Tel Aviv University's Professor Yuval Gadot, who co-directed the excavation during which a rare golden earring was found, spoke to Arutz Sheva about the finding and what makes it unique.

"This golden earring that was found here, when you see a golden earring like that, it's always amazing, it's clean, it's fresh as if it's new," Professor Gadot explained. "It takes two seconds to understand that we're seeing something that is ancient. And then when you look at it, you see this horned animal, you see the craftsmanship, the quality of whoever did that."

Professor Gadot also explained the significance of finding the earring near Jerusalem's Old City.

"You say to yourself, okay, what is this doing in Jerusalem?" he noted, adding that "probably, this originated, this was done, somewhere in Greece, in mainland Greece."
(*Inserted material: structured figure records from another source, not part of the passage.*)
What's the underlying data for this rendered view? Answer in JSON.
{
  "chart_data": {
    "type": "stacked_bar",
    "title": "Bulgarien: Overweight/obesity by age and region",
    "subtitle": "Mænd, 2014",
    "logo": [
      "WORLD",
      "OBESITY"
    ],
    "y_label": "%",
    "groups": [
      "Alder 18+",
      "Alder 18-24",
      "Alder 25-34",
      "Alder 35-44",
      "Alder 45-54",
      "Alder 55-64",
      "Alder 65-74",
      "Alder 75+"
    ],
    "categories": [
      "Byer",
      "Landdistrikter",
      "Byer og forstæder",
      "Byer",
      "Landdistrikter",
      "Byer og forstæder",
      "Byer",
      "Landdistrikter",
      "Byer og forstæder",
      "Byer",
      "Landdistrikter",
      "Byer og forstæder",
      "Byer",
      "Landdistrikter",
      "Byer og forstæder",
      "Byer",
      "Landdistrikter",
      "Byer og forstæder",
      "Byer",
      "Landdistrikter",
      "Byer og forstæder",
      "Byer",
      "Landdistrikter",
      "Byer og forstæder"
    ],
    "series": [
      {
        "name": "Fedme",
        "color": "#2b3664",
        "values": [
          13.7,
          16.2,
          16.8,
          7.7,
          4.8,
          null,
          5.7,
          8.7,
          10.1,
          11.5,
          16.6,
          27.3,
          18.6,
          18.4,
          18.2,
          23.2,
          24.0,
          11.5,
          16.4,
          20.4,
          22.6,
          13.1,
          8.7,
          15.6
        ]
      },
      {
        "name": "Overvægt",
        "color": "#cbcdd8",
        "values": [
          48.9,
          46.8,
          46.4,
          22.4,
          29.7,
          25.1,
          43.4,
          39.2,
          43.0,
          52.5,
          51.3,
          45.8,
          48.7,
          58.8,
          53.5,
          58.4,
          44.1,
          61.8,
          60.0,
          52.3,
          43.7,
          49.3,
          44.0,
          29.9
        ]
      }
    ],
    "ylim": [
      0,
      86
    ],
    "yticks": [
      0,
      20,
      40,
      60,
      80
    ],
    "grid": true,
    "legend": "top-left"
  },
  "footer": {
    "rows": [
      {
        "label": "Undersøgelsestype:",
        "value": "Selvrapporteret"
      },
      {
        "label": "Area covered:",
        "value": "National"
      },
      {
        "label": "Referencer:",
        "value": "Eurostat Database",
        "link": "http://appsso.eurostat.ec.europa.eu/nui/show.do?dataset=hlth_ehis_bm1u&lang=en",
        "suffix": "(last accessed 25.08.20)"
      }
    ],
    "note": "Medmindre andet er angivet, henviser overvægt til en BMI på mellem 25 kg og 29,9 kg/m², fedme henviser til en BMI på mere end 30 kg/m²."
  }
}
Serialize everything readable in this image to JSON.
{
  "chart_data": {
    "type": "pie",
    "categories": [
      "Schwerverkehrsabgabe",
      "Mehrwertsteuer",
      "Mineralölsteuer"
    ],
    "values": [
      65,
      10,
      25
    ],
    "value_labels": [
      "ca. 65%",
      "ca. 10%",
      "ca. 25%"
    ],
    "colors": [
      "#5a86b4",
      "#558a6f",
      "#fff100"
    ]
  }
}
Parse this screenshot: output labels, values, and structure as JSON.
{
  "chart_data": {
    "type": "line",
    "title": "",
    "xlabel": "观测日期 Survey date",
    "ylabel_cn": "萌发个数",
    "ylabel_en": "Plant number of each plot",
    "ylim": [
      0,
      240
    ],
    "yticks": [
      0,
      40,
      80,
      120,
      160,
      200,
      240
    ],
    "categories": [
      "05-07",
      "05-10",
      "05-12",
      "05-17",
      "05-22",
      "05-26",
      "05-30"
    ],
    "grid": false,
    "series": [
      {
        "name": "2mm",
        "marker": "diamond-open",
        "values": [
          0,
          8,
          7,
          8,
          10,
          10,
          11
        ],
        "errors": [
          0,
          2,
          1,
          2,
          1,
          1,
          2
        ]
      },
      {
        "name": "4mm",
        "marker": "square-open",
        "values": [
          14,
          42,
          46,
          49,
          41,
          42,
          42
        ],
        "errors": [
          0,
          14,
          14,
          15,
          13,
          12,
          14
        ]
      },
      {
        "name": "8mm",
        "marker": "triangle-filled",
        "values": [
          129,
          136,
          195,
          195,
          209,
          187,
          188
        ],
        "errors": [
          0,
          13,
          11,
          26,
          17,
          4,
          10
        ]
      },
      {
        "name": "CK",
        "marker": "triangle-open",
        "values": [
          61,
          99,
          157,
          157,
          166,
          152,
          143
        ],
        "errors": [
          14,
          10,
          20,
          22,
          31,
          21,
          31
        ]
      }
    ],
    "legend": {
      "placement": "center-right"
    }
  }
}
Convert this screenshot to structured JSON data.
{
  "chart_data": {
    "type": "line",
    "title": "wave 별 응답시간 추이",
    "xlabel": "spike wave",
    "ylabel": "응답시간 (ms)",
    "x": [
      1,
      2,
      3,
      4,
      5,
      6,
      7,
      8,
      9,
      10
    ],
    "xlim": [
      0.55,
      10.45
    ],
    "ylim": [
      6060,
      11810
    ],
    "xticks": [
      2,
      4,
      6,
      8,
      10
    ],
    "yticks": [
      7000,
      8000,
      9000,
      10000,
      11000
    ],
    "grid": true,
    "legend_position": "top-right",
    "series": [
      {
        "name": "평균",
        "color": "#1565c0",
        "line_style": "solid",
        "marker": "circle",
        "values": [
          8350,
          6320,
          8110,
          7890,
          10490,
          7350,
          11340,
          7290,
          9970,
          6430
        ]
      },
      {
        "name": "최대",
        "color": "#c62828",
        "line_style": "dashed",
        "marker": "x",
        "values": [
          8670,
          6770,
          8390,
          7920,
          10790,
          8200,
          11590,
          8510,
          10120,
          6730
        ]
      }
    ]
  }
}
Professor Gadot also explained that because the earring dates back to the Hellenistic period, and Judea was under Greek rule at the time, "it's not a surprise, complete surprise to have things coming out from the Hellenistic world to here."

"It's just that we always perceive Jerusalem as a very conservative place, where things that are not Judeaen do not enter, there's kind of cultural barriers. So we have to ask ourselves, is there somebody Greek living here, and that's why he has the access, or he uses the earrings like that? Or is it more Hellenized Jew who didn't mind having an object like that? Or maybe he's a conservative Jew but there's nothing bad in having an earring like that.

"Whatever he or she were, they were definitely rich...not everybody had access to things like that."